Le Centre Bophana 26 ( * ) a ainsi été inauguré le 4 décembre 2006 et a ouvert ses portes au public le 12 décembre 2006. La délégation du groupe d'amitié, qui soutient fortement cette initiative 27 ( * ) , a pu visiter ce centre, installé dans un bâtiment emblématique du patrimoine architectural des années 60 au coeur de Phnom Penh et « tester » les bases de données audiovisuelles en accès libre.
Le Centre de ressources audiovisuelles s'est donné plusieurs missions : rassembler les images et les sons de la mémoire cambodgienne pour les rendre accessibles au grand public ; former aux métiers de l'audiovisuel ; soutenir la production audiovisuelle par l'accueil de tournages étrangers et par une production culturelle propre.
Sauver et faire vivre la mémoire d'hier et d'aujourd'hui
La mémoire cambodgienne d'avant les années de guerre ayant été majoritairement détruite, une grande collecte a été organisée pour reconstituer peu à peu ce précieux patrimoine. Démarrée en France, elle a permis de récupérer des documents aussi hétéroclites que les films des frères Lumière, la fête des eaux sur le Mékong dans les années cinquante, des films et émissions radio de propagande khmère rouge... L'ambition est de poursuivre cette collecte à l'international. Le Centre Bophana participe également à la sauvegarde du patrimoine cambodgien survivant.
Tous ces documents sont mis à disposition du public par l'intermédiaire d'une base de données trilingue (français, anglais, khmer). Des animations (conférences, débats, expositions, ateliers) font vivre ces archives pour qu'elles aillent à la rencontre de différents publics et qu'elles suscitent l'échange et la réflexion.

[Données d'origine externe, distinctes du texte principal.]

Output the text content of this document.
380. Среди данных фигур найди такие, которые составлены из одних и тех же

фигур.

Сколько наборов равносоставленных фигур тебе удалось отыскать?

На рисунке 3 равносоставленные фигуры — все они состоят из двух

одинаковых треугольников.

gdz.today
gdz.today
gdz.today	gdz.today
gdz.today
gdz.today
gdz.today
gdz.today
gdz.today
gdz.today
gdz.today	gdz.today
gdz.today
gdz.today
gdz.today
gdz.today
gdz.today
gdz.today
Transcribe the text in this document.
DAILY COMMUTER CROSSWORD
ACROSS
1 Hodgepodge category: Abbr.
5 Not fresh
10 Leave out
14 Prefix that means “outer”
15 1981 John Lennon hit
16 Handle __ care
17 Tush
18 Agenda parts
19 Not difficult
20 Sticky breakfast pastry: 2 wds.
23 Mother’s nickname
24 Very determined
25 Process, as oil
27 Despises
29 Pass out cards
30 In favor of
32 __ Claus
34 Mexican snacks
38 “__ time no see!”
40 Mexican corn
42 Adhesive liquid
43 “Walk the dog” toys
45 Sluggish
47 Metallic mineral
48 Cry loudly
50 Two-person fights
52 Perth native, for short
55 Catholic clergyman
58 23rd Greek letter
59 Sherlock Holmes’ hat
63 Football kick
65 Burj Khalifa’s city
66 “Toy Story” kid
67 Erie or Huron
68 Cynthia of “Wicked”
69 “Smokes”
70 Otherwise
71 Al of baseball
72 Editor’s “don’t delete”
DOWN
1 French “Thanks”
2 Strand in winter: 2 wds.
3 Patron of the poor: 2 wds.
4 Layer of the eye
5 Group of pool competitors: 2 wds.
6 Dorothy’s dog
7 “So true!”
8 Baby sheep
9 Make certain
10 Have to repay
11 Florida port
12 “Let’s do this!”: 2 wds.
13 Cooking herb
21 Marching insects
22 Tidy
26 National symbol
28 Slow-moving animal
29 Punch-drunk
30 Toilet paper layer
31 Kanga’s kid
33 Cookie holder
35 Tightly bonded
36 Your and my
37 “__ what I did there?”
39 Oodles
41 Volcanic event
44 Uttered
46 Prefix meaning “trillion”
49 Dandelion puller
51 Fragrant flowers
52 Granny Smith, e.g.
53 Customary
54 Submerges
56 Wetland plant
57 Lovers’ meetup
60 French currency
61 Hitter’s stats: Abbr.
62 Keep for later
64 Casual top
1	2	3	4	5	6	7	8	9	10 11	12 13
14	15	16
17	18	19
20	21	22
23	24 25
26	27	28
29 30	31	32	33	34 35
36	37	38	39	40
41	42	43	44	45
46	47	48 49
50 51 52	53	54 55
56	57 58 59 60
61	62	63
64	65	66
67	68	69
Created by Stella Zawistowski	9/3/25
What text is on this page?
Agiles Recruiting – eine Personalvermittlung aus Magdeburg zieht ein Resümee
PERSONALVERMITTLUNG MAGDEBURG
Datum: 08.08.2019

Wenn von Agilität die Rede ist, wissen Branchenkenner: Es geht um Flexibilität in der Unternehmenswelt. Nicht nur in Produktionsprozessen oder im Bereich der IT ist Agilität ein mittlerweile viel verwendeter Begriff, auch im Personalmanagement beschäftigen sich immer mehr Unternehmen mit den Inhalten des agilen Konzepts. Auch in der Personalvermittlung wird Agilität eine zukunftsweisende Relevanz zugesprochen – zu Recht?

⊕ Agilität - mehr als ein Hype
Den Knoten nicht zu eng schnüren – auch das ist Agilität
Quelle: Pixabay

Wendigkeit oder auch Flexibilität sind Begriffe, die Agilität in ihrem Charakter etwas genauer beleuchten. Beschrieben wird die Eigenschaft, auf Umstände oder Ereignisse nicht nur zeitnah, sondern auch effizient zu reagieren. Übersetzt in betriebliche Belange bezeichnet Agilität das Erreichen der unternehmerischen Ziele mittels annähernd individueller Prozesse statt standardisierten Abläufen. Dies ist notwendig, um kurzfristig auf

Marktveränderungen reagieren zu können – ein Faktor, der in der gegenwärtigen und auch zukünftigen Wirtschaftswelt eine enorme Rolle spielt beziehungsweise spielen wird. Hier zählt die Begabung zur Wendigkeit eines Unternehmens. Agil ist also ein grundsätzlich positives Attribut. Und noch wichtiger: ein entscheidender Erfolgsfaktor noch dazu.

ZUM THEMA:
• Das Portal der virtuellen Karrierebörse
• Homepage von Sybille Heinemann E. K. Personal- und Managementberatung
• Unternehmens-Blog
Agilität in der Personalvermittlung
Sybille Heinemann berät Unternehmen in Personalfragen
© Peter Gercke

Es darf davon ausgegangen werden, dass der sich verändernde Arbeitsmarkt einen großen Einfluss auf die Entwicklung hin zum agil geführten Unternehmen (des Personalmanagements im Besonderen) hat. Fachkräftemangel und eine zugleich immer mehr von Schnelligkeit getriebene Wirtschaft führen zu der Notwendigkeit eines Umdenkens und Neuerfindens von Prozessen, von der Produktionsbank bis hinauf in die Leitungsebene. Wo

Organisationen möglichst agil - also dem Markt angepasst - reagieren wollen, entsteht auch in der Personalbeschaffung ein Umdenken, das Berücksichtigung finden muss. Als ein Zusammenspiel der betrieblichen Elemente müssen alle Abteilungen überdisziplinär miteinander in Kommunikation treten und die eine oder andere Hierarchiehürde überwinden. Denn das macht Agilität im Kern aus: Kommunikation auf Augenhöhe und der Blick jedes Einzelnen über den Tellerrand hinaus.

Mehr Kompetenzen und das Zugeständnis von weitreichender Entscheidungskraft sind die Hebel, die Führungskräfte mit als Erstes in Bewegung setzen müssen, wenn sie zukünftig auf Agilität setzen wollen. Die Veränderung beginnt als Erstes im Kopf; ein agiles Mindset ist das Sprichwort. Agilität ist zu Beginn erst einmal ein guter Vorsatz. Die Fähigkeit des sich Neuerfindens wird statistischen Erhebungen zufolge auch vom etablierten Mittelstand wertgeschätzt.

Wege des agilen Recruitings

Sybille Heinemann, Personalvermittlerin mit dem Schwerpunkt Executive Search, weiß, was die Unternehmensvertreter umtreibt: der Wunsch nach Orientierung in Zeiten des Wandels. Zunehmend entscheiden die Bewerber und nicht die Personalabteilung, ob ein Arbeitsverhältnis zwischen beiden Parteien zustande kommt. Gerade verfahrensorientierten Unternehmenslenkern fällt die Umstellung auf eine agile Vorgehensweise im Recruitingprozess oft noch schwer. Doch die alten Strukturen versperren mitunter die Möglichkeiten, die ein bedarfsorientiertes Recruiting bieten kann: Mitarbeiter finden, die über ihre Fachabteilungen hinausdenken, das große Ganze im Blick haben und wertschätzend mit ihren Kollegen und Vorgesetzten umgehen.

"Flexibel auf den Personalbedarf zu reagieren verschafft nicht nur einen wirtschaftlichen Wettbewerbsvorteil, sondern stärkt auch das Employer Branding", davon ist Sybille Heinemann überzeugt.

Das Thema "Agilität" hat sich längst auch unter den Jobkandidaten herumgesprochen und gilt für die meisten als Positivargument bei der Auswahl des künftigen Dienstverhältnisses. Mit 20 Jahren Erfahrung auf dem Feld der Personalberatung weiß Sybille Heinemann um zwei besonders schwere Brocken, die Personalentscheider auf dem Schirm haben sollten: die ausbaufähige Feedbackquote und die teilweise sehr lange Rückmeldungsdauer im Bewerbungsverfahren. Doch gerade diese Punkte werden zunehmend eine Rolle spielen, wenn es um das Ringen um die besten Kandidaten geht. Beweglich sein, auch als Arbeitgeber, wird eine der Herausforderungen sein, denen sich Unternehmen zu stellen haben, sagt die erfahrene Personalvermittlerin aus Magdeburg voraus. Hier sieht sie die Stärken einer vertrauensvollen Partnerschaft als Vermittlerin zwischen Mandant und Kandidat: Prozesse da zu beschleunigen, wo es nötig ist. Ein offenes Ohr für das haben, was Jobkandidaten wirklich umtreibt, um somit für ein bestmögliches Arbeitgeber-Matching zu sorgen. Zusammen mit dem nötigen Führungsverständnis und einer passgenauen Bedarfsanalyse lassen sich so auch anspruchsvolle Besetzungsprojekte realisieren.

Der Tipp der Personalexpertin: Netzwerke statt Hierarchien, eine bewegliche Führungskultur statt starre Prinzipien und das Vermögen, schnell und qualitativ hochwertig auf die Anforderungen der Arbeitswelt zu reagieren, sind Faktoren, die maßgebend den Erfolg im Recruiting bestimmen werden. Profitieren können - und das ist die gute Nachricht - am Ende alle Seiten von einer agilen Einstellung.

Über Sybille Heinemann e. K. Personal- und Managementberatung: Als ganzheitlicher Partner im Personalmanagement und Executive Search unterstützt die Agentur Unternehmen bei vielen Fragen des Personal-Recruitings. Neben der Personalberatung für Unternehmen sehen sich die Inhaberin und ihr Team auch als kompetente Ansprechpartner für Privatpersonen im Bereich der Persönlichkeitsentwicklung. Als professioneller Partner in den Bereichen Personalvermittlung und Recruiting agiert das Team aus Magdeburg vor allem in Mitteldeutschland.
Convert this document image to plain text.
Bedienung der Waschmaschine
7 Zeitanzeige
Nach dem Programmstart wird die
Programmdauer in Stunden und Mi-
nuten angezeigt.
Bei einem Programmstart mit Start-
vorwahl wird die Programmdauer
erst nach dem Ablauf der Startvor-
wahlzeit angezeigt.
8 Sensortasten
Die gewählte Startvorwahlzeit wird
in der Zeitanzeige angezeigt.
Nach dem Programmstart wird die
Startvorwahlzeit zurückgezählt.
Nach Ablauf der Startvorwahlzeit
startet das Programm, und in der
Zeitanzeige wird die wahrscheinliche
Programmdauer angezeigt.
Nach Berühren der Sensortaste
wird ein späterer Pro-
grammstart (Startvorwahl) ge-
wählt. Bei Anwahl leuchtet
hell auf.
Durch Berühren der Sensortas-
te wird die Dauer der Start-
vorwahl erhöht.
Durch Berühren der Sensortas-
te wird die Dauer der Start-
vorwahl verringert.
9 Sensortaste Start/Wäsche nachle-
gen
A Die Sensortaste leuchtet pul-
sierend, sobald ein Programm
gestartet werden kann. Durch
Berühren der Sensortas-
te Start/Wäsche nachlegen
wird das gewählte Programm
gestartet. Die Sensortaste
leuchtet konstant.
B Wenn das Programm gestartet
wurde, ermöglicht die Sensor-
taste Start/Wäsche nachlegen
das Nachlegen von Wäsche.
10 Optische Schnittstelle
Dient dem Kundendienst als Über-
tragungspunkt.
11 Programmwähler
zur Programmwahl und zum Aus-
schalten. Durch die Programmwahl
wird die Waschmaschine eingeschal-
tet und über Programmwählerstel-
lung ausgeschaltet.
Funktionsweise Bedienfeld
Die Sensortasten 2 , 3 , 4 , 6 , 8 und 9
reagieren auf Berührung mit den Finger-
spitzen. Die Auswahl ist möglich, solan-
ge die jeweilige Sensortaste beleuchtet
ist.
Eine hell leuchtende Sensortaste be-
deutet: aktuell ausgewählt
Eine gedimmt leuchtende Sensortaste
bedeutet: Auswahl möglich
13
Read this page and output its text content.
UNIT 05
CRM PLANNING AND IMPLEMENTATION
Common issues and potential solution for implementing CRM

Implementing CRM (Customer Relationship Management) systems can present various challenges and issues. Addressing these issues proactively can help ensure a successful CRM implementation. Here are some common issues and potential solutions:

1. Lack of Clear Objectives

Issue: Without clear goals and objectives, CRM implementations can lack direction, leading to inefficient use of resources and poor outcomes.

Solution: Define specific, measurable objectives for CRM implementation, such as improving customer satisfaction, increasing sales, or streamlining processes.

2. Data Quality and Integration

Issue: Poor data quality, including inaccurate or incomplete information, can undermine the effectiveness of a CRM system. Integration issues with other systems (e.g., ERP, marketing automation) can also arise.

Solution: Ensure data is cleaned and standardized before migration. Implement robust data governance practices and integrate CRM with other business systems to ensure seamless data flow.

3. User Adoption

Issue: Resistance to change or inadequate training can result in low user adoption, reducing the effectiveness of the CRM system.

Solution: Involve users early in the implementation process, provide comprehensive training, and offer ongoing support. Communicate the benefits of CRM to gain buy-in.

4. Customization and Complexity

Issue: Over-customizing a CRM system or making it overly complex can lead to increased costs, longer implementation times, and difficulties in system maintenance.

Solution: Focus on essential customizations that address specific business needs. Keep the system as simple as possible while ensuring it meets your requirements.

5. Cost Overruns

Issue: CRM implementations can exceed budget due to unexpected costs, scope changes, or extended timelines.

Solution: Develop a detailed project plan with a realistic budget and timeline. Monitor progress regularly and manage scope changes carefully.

Dynamiser et renforcer le secteur audiovisuel par la formation
Le Cambodge est un pays émergent où près de 40 % de la population est âgée de 15 à 25 ans. La consommation d'images et le besoin d'expression de cette population sont immenses. Malheureusement, les productions télévisées sont limitées et il n'existe pas de cursus complet pour former aux métiers de l'audiovisuel. Pour favoriser l'émergence d'un regard critique et promouvoir une production cambodgienne de qualité, le Centre de ressources audiovisuelles a déjà commencé d'ouvrir une formation aux métiers de l'audiovisuel. Celle-ci est assurée par une équipe d'intervenants professionnels cambodgiens et étrangers. Son contenu repose en grande partie sur des ateliers pratiques. Les travaux réalisés dans ce cadre pourront alimenter au fil du temps la base de données de la médiathèque.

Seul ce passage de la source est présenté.